With the Woolf reforms and pre-action protocol emphasis on co-operation, many parties are getting around tables to settle their differences without the need for formal, and often expensive (between£3,000 and£5,000) mediation.

This cannot be underestimated, says Jane Chapman, trustee of the Association of Litigation and Risk Managers and general manager for risk and legal services at North West London Hospitals trust. 'The offer to mediate can be a catalyst for settlement, ' she explains. 'Mediation techniques are also often used in general negotiations. The pre-action protocol emphasises the co-operation that is part of mediation.'

Early settlements are clearly a positive development, but without mediation they may still fail to reintroduce the human element. Talk can be dominated by money and very little else.

This is an attitude that Gillian Jacomb, claims manager at Harrogate trust, understands.

'We live in a society that increasingly sees everything in terms of cash value, ' she says. 'Many claimants want to see a trust's remorse in pound notes but this is often not the best solution. Resolving complaints sitting round a table is so much better than through ugly solicitors' letters or court proceedings'.

Each party meeting has a critical emotional effect, emphasises Shane Sayers, a partner at Kennedys.

'Many of the pilot studies found that the key to settling cases was leaving the surgeon and claimant alone for a few minutes, ' he says.

'Patients then understood that a clinical judgement had been made and humanity was injected back into the sterile world of litigation.

'Mediation uniquely shows areas of potential agreement that might otherwise not be discovered.
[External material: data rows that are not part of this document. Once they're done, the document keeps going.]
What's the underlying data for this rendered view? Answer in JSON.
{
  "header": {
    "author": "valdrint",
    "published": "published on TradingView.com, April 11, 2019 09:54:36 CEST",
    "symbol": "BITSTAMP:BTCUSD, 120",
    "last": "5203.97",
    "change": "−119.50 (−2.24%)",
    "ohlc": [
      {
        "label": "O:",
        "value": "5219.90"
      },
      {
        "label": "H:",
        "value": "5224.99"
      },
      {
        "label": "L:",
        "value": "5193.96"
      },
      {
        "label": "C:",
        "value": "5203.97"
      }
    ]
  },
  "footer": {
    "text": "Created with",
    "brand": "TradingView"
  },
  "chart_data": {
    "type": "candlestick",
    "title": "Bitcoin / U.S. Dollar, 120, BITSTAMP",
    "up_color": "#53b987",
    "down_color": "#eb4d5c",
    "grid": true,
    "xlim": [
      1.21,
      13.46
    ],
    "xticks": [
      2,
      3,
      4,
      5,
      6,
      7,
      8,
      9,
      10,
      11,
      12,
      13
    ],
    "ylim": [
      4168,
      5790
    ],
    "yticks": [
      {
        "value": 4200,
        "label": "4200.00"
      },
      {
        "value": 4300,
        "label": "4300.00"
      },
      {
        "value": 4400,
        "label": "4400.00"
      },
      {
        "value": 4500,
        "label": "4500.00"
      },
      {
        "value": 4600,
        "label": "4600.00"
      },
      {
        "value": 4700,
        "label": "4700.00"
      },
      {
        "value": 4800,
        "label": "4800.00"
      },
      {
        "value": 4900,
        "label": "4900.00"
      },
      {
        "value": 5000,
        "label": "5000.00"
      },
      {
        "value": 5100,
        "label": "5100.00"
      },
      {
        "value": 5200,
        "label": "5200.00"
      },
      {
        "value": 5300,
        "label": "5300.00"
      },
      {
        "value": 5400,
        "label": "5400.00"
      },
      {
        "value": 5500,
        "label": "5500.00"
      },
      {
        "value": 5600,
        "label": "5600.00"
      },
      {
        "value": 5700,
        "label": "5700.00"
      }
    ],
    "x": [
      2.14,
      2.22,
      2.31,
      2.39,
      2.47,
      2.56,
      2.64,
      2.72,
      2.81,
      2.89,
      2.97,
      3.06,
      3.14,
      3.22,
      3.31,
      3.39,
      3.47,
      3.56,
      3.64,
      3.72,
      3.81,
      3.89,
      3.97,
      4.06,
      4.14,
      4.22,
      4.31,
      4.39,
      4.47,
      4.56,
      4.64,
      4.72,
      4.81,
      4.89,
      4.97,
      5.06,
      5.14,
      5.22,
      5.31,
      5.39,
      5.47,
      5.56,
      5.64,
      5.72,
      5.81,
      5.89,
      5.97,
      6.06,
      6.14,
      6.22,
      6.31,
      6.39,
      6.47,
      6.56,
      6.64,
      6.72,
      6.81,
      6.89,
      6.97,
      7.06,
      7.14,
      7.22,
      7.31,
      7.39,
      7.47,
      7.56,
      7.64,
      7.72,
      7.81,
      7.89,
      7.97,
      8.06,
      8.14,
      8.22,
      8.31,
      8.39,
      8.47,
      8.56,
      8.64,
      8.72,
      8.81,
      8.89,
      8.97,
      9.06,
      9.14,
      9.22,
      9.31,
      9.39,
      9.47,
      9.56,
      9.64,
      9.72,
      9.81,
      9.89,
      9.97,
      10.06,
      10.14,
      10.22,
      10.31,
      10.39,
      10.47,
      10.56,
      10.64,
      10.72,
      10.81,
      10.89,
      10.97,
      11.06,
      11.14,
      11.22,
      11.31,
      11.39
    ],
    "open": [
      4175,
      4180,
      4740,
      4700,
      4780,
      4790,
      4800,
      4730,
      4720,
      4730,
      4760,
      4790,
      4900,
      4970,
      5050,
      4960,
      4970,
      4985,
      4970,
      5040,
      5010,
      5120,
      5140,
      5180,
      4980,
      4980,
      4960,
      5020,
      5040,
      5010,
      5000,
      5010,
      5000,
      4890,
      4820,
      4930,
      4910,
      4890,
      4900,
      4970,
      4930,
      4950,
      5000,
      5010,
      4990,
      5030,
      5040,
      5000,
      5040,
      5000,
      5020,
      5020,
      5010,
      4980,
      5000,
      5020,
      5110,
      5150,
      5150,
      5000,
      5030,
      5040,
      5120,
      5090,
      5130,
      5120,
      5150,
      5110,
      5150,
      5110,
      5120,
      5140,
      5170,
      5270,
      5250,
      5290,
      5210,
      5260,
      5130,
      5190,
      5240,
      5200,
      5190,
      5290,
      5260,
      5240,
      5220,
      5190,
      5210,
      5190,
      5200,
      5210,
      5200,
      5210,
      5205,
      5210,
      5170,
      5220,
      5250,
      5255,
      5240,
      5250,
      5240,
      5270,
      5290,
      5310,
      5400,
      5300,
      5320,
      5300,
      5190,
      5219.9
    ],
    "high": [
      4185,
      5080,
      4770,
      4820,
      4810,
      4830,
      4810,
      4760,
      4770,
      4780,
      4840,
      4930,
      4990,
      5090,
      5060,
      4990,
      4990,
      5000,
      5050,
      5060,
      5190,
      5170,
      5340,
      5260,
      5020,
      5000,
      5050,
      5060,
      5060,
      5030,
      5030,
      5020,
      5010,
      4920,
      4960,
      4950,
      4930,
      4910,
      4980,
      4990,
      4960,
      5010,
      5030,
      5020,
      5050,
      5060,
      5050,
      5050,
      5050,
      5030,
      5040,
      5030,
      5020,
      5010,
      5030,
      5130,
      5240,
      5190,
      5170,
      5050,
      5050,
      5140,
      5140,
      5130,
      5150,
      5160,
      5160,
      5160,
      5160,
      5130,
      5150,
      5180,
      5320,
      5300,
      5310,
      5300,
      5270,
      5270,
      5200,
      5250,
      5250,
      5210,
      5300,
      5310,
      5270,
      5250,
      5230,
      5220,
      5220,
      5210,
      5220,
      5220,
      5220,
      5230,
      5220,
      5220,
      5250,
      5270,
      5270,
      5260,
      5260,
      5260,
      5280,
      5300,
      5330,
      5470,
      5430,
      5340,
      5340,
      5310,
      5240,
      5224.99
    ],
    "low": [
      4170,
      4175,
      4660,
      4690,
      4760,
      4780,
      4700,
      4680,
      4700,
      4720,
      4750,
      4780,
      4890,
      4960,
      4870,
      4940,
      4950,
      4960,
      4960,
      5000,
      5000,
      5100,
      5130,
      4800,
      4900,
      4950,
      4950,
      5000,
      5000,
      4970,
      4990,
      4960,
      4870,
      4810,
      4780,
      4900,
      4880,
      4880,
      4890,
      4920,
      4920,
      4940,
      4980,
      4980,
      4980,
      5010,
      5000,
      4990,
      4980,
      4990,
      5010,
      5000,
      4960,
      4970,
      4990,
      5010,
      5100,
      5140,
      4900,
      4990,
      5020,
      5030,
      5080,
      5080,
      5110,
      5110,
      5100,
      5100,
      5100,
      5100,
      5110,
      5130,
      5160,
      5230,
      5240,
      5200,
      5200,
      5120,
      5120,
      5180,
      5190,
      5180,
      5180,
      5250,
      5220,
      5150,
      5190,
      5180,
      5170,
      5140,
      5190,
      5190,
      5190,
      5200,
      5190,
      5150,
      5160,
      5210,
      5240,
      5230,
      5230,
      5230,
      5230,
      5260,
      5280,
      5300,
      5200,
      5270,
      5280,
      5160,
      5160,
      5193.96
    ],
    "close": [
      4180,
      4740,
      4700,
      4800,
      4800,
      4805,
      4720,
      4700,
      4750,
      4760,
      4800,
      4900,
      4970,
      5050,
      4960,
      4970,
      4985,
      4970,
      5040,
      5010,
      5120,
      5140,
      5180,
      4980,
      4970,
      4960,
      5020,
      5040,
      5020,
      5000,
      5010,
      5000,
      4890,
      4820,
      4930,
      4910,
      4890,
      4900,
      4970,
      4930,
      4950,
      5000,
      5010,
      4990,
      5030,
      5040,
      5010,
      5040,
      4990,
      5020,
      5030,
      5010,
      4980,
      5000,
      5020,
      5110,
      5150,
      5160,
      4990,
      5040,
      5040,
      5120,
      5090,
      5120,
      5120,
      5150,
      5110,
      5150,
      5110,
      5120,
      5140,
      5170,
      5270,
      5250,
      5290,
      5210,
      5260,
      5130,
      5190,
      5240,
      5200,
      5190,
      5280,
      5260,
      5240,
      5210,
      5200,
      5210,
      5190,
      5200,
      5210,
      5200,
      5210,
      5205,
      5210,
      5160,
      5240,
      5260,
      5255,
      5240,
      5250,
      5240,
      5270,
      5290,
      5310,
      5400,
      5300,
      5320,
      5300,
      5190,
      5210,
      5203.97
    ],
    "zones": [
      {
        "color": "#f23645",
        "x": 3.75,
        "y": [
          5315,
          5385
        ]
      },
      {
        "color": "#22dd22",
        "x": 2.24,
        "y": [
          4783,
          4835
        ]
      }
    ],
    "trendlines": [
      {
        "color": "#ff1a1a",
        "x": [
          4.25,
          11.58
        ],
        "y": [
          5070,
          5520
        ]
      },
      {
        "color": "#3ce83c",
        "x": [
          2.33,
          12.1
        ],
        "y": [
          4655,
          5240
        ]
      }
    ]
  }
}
'It may be that what really upsets a husband widowed by surgery on his wife is that he knows the hospital continues with the same procedure. By talking, he may understand why the death occurred and the reasons for the surgeon's decisions.'

The process can move a claimant from wanting vengeance to simply wanting reasonable redress, such as an apology.

How then can mediation be put to more widespread practical use? Is compulsion, such as in other jurisdictions, the answer?

Not according to most experts, who argue that this would undermine the consensual element, which commits parties to making the compromises necessary for mediation to work.

Frances Swaine highlights a third way. 'There should be a presumption in favour of it and parties should be required to give good reasons why they do not want it.

'Good views on mediation are likely to spread when more people have achieved results through it that are satisfactory to all.'

Experience, education and training are seen as the keys to widening interest. Susan Polywka, chair of the Clinical Disputes Forum mediation project outlines its proposed approach.

'Defendant and claimant solicitors are the gatekeepers.

They must be the starting point for education.

'We hope the multidisciplinary and cross-section nature of the project can break through resistance.

Sometimes the desire by solicitors on both sides to protect their clients' rights hides what the parties want.

We need to break through that and find out what it is the parties want.'

The forum will be focusing on the top firms in the clinical negligence field to get the message across. But Ms Polywka warns that there is a danger in seeing mediation as a panacea.

'Nevertheless, far more than half a dozen of the thousands of current clinical negligence cases must be candidates for the process, ' she says. Joan Macintosh would surely agree.